The effort will encompass three scales of methods development and experimentation. On one level, the team will use game theory and evolutionary modeling to predict what factors govern group behaviors such as cooperation. The researchers will also put game theory into action, recruiting participants to play in-lab and online games to test model predictions about the conditions that encourage a group to act as a cohesive whole. Finally, the research team will take advantage of massive social media datasets from numerous sources, including Twitter and Facebook, to identify how social norms and collective identities arise and change over time in the real world. The IU team will, in particular, address the challenge of testing quantitative hypotheses and models with respect to the emergence and evolution of collective identity using these data resources.

“We’re focusing on collective identity because it is such an interesting phenomenon that allows us to test quantitative, mechanistic models, and theories across many different scales of analysis,” Bollen says.

The grant provides the multi-disciplinary team with $2.95 million for two years—with a possible additional $2.3 million for a subsequent 18 months—to further the goals of the NGS2 program. One of those goals includes the development of a deeper understanding of the factors that drive the emergence or evolution of collective identity in human populations.

“Our team has developed an entire toolkit of data sets, methods, and approaches to model the psychological and social properties of individuals as well as communities that will be instrumental to this effort,” Bollen explains. “In particular, we will be conducting longitudinal studies of large-scale and social media data to study how individual characteristics, psychological states, belief systems, and social network parameters evolve over time to shape the emergence of collective identity.”

NGS2 also serves as a response to the so-called “reproducibility crisis” in the sciences, and the social sciences in particular, in which published findings have failed to be corroborated by follow-up studies.
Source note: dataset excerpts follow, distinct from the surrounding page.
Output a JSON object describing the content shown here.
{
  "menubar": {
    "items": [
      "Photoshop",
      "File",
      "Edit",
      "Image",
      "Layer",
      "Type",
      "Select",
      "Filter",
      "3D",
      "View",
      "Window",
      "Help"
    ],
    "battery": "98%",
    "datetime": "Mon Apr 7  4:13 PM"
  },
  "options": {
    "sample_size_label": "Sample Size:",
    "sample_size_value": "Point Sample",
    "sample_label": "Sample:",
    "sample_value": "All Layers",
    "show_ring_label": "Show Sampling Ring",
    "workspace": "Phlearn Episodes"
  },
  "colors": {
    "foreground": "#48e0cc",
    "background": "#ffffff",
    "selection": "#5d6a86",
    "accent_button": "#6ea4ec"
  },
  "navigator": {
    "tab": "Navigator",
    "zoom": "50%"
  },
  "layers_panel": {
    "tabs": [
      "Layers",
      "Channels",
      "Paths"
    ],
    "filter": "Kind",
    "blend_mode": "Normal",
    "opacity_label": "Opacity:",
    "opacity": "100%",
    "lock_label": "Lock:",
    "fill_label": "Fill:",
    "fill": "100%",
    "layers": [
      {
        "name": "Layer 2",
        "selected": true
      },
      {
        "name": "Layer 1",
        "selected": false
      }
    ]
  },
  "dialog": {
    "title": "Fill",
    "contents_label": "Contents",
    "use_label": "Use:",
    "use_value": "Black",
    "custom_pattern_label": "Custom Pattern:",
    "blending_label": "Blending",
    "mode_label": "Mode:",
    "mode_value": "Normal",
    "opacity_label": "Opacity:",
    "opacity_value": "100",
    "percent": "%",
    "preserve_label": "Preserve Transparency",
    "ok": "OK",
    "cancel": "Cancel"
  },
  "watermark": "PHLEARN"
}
“One of the objectives of this effort is to connect analysis and observation across multiple scales all the way from the laboratory to very large-scale societal studies,” Bollen says. “The reproducibility aspect is very important. The teams will actively collaborate in sharing data, models, and hypotheses so results can be verified, reproduced, and used to advance social science.”

The DARPA award is structured with reproducibility built in: Each of the DARPA funded teams will develop and test its own models and hypotheses during the first phase of the project, and they will then cross-validate each other’s predictions in a second phase using their own study subjects. In addition, applying a relatively new practice in the social sciences, the researchers will pre-register all of their experimental plans with a neutral third party in advance of performing them. This process, which requires laying out their hypotheses, protocols, and planned analytical techniques, will help ensure proper, unbiased interpretation of results.
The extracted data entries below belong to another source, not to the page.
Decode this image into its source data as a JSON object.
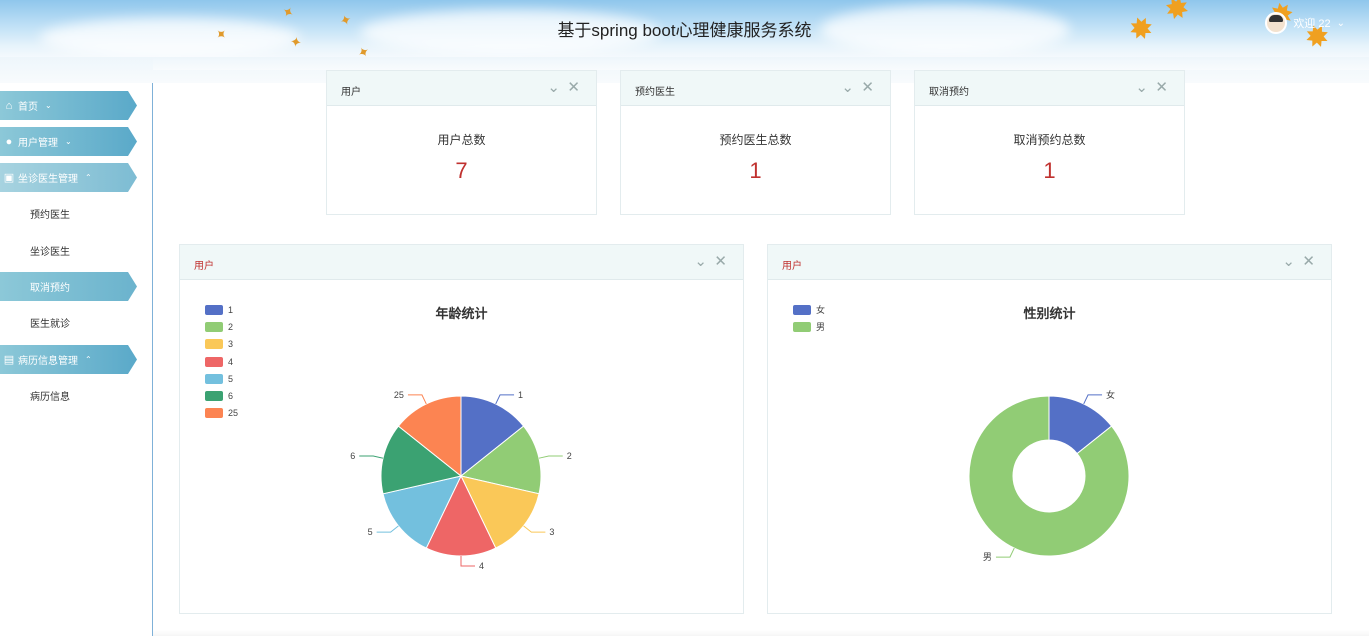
{
  "header": {
    "title": "基于spring boot心理健康服务系统",
    "welcome": "欢迎 22"
  },
  "sidebar": {
    "items": [
      {
        "label": "首页",
        "icon": "home-icon",
        "chevron": "⌄"
      },
      {
        "label": "用户管理",
        "icon": "user-icon",
        "chevron": "⌄"
      },
      {
        "label": "坐诊医生管理",
        "icon": "briefcase-icon",
        "chevron": "⌃"
      },
      {
        "label": "预约医生"
      },
      {
        "label": "坐诊医生"
      },
      {
        "label": "取消预约"
      },
      {
        "label": "医生就诊"
      },
      {
        "label": "病历信息管理",
        "icon": "book-icon",
        "chevron": "⌃"
      },
      {
        "label": "病历信息"
      }
    ]
  },
  "stats": [
    {
      "header": "用户",
      "label": "用户总数",
      "value": "7"
    },
    {
      "header": "预约医生",
      "label": "预约医生总数",
      "value": "1"
    },
    {
      "header": "取消预约",
      "label": "取消预约总数",
      "value": "1"
    }
  ],
  "colors": {
    "accent_red": "#c0312f",
    "sidebar_teal": "#5aa9c9"
  },
  "chart_data": [
    {
      "type": "pie",
      "panel_header": "用户",
      "title": "年龄统计",
      "legend_position": "top-left",
      "categories": [
        "1",
        "2",
        "3",
        "4",
        "5",
        "6",
        "25"
      ],
      "values": [
        1,
        1,
        1,
        1,
        1,
        1,
        1
      ],
      "colors": [
        "#5470c6",
        "#91cc75",
        "#fac858",
        "#ee6666",
        "#73c0de",
        "#3ba272",
        "#fc8452"
      ]
    },
    {
      "type": "pie",
      "variant": "donut",
      "panel_header": "用户",
      "title": "性别统计",
      "legend_position": "top-left",
      "categories": [
        "女",
        "男"
      ],
      "values": [
        1,
        6
      ],
      "colors": [
        "#5470c6",
        "#91cc75"
      ]
    }
  ]
}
Bollen will work with Penn’s Joshua B. Plotkin, a professor of biology with appointments in mathematics and computer and information science, who leads the project. The other PIs includes Erol Akçay of Penn; David Rand of Yale University; Simon Levin of Princeton University; and Alexander Stewart of University College London.

“Many global trends, including conflicts among non-state ethnic groups and the growing influence of social media, point to the importance of social science for understanding the drivers of social and national stability,” Plotkin says. “We are excited about the prospect of developing and applying cutting-edge science and technology to help social science become an even more insightful and predictive field, and, in particular, to better understand the phenomenon of collective identity.”

Bollen agrees.

“Social science may very well turn out to be one of the most important components of a 21st century national security strategy,” Bollen says. “A better understanding of the decision-making processes and behaviors of individuals and communities at scale will be crucial to our nation’s security and prosperity. This project will make significant contributions towards those goals.”